I as well as a trusted industry colleague took a “deep dive” into this railroad version of Connect the Dots. It wasn’t easy. Try it out.
Here’s one problem: The map includes Amtrak accidents in addition to freight. The green bomb blasts … er, bubbles, represent derailments with injuries. The larger the size, the greater the number of injuries. When you click on the larger bubbles, it’s clear that a significant share of these larger-injury incidents are Amtrak accidents, such as the big Pennsylvania bubble that represents the 2015 Amtrak Northeast Corridor overspeed wreck that resulted in 8 fatalities and 241 injuries. Amtrak’s 2017 Dupont, Wash. accident is another big green bubble. Both these accidents were PTC-preventable. Since PTC is now in place, using these accidents to call for passage of the Rail Safety Act (an unnecessary piece of legislation) is disingenuous and misleading, since those types of accidents have been addressed.
“Safety conditions today on the railroad network are not what they were 10 years ago,” my colleague accurately points out. “We’ve got PTC, risk reduction programs, greater use of ATI (automated track inspection), improved AskRail access, etc. Putting 10 years’ worth of derailments on one map vs. showing the trend line over the same period makes something from 10 years ago seem just as likely to happen today as it would have in 2012. That’s simply not the case.”
Here’s the Class I main line accident rate trend that is a far better representation of the industry’s safety record. It shows that 2022 had one of the lowest rates ever for such accidents:
I do not understand why the National League of Cities, which works closely with the industry (through the Association of American Railroads) on first-responder/community planning outreach programs, would produce this thing in the first place. What can they be thinking? Politics over substance? Over facts? Over accuracy? It doesn’t serve any real purpose.
So, can we say that the NLC is blowing smoke as well as bubbles?
Any politicians interested in holding hearings on highway accidents and fatalities? I’m told they occur in far greater numbers. According to the National Safety Council, a nonprofit organization founded in 1913 and chartered by the United States Congress in 1953, “In 2021, 5,700 large trucks were involved in a fatal crash, an 18% increase from 2020 and a 49% increase in the past 10 years.
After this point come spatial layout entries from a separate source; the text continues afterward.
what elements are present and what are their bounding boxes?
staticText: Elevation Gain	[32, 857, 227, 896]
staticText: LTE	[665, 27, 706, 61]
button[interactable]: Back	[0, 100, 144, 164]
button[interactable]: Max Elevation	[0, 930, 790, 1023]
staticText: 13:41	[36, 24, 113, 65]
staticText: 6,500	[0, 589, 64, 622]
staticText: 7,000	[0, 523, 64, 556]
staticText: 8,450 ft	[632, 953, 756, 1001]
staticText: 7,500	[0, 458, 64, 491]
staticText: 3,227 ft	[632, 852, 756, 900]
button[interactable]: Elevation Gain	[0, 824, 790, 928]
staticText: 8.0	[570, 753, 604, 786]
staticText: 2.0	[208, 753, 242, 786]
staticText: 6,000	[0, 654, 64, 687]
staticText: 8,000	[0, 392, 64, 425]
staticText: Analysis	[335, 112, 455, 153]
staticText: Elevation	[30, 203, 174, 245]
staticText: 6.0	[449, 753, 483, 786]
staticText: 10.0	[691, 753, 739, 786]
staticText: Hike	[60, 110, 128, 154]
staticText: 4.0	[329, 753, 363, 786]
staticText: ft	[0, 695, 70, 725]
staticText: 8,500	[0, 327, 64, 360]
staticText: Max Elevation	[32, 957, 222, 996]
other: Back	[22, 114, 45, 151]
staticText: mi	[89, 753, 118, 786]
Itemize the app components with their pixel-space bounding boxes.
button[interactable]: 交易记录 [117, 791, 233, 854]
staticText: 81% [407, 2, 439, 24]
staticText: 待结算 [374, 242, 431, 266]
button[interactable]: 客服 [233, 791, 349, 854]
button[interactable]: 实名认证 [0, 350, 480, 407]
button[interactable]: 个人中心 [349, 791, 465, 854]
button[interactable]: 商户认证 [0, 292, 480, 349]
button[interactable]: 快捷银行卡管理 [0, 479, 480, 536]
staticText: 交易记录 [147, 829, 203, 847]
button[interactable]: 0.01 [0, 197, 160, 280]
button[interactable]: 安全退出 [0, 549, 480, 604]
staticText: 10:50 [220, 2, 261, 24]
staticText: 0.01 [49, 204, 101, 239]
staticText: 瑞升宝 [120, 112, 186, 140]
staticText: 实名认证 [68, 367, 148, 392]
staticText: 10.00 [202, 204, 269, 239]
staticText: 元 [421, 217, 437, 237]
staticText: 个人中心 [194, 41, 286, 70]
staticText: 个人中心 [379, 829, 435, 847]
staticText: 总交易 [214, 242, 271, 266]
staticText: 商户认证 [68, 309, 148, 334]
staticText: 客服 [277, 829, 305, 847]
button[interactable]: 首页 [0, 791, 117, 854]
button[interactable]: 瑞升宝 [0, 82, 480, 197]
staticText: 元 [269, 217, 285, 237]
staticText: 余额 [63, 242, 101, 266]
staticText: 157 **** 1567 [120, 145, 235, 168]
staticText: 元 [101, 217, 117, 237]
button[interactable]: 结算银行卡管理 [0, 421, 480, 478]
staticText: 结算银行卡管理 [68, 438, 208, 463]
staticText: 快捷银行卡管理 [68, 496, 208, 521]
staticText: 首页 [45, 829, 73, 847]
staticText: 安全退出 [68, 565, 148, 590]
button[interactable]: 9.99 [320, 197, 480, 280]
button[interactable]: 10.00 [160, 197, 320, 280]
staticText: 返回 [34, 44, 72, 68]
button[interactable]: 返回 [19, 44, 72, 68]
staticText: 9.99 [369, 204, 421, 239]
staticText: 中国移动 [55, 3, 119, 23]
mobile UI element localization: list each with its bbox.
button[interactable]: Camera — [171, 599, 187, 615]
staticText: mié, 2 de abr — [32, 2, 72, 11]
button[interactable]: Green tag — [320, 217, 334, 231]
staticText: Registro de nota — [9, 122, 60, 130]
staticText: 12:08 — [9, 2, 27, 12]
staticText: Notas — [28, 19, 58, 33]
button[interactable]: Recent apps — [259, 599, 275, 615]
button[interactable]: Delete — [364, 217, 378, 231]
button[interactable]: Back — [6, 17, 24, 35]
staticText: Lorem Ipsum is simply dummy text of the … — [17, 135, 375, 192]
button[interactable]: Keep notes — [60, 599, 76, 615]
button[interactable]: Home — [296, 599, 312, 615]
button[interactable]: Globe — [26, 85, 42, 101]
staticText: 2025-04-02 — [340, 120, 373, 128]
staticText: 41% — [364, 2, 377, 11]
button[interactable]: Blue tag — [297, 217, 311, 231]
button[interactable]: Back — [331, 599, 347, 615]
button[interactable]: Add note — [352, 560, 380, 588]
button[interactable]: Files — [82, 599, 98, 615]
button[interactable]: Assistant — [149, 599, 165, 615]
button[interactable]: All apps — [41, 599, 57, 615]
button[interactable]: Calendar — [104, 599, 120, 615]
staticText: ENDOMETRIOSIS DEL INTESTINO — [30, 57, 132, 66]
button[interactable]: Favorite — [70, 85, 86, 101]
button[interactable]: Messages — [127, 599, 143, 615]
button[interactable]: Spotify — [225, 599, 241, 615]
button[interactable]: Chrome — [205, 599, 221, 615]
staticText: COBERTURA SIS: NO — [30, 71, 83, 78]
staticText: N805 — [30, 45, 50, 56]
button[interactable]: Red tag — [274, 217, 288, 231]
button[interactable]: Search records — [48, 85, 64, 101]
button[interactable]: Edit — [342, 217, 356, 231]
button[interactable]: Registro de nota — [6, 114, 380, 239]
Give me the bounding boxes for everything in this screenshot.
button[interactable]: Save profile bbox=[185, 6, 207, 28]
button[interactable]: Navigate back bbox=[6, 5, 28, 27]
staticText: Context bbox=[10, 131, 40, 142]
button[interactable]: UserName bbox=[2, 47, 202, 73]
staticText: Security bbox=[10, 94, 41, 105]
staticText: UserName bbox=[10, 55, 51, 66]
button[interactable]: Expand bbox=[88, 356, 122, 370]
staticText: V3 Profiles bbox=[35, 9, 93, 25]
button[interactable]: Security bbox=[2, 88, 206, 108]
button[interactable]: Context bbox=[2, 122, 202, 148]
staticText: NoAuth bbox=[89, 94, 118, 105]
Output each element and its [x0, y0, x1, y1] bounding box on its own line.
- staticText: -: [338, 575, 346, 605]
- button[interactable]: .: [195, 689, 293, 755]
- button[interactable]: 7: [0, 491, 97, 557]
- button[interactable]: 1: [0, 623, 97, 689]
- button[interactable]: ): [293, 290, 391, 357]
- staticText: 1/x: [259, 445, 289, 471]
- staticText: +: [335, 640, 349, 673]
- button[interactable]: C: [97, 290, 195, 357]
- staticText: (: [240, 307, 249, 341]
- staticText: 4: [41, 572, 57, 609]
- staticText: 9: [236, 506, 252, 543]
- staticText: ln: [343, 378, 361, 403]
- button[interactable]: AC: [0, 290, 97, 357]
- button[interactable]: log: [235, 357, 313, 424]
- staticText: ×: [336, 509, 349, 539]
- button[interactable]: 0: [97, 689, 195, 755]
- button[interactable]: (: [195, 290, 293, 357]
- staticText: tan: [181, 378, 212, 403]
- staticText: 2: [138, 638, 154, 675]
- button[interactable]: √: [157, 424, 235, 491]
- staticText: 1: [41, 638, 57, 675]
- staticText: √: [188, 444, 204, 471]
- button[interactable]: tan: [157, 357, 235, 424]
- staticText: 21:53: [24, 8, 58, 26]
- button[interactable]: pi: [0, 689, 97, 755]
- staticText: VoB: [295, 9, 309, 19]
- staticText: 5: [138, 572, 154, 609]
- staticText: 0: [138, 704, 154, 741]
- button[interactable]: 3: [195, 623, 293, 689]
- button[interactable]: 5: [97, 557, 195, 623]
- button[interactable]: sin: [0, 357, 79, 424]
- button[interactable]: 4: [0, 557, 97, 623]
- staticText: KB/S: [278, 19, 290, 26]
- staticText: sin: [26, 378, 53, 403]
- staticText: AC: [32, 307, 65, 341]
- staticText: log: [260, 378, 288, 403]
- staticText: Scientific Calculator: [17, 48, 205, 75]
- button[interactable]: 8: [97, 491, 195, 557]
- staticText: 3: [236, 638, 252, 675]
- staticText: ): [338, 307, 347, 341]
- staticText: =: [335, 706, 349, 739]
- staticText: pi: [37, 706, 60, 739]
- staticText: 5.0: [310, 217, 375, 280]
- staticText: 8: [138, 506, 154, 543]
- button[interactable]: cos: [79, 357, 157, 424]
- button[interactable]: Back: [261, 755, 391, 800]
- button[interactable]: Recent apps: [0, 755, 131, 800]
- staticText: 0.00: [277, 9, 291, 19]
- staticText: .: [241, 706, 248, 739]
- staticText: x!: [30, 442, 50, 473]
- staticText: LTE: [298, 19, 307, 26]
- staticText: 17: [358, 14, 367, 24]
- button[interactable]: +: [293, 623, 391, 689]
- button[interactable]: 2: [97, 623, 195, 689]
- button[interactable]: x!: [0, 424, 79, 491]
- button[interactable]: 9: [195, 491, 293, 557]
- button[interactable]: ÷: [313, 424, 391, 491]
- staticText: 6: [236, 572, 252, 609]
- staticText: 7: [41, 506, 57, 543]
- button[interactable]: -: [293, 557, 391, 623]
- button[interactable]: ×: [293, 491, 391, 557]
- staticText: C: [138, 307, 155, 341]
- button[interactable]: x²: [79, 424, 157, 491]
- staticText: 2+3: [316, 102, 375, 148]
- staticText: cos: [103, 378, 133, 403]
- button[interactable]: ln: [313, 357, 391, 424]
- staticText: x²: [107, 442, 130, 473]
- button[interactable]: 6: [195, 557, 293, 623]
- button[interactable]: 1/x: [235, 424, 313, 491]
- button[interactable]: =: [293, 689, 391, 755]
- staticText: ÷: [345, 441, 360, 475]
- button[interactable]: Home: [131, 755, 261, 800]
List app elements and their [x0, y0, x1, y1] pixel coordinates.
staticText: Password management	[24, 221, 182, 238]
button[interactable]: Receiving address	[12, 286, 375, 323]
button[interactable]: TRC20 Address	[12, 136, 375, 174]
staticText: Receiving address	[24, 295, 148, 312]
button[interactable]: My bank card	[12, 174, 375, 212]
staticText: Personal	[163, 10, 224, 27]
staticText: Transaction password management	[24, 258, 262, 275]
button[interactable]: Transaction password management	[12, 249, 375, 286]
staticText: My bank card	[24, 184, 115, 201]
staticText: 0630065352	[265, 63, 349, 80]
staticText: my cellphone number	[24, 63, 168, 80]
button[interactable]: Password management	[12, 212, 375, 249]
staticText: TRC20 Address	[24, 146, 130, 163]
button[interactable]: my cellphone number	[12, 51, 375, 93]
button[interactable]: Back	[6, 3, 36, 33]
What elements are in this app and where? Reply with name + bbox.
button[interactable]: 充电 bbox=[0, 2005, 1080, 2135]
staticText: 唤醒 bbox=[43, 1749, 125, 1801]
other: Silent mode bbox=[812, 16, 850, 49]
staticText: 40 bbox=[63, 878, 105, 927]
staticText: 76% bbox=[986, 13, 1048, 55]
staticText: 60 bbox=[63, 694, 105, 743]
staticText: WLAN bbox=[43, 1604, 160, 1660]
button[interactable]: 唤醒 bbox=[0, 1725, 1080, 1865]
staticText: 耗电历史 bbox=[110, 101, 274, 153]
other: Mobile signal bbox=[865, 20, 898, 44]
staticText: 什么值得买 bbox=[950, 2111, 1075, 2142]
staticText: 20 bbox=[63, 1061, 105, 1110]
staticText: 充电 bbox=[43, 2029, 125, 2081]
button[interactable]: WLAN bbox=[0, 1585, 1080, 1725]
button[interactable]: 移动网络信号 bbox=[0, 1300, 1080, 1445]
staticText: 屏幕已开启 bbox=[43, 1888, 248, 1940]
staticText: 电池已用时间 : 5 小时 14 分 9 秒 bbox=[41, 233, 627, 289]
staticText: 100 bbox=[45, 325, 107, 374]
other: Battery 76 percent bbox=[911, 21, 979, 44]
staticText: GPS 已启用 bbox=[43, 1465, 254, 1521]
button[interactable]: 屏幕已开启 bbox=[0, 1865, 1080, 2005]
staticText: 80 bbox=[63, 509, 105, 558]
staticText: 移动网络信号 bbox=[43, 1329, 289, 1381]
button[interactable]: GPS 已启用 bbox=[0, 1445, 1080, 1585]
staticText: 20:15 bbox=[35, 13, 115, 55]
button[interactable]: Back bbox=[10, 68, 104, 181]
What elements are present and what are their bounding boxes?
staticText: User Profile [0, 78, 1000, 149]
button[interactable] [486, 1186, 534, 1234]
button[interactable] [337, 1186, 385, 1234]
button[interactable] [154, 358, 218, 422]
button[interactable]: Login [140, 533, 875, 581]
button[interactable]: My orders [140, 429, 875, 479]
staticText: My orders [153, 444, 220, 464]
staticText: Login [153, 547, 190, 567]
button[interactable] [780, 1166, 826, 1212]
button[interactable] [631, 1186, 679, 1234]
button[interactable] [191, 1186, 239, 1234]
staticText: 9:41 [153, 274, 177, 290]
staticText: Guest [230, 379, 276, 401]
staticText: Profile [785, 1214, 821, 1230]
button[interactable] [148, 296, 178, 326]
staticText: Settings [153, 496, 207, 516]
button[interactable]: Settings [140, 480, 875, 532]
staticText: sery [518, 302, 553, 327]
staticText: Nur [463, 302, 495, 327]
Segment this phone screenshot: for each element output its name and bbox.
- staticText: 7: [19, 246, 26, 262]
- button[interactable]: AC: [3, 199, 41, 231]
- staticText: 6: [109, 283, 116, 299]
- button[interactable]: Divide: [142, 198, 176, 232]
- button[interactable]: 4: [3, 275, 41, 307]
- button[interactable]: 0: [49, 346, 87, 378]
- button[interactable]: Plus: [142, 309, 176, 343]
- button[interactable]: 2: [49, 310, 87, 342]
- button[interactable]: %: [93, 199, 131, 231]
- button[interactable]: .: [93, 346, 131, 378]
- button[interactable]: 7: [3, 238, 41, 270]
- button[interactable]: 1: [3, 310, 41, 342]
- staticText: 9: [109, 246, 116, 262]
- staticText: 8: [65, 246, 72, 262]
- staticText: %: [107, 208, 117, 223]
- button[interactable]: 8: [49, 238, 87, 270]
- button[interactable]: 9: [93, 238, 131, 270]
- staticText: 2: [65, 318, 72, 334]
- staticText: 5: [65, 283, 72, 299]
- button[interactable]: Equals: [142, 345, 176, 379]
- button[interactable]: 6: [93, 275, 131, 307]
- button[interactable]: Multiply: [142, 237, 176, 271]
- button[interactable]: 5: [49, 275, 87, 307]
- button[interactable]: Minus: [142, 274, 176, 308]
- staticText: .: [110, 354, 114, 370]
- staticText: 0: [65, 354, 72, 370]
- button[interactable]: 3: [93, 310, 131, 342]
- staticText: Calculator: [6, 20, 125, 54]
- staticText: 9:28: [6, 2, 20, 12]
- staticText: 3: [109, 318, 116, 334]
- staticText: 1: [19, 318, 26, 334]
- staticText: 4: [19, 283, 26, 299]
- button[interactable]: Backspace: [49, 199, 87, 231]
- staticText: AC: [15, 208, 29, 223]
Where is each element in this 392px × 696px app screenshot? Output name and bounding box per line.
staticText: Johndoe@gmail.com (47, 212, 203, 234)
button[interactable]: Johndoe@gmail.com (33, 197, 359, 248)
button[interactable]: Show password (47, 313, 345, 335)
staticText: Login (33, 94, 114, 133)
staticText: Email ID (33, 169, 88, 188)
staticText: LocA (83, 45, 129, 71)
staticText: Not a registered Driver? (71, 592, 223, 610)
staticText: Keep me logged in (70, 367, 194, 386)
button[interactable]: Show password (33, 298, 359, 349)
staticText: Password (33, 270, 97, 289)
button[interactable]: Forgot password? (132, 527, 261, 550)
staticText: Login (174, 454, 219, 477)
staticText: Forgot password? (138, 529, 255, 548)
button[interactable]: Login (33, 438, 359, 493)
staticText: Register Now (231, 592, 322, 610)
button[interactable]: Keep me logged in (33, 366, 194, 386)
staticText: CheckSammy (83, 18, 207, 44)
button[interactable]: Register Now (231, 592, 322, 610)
“The involvement rate per 100 million large-truck miles traveled is up 7% from 2020, and up 22% in the last 10 years. Large trucks are defined as any medium or heavy truck, not including buses and motor homes, with a gross vehicle weight rating greater than 10,000 pounds. Both commercial and non-commercial vehicles are included. Large trucks accounted for 9% of all vehicles involved in fatal crashes, 5% of all registered vehicles, and 10% of total vehicle miles traveled.”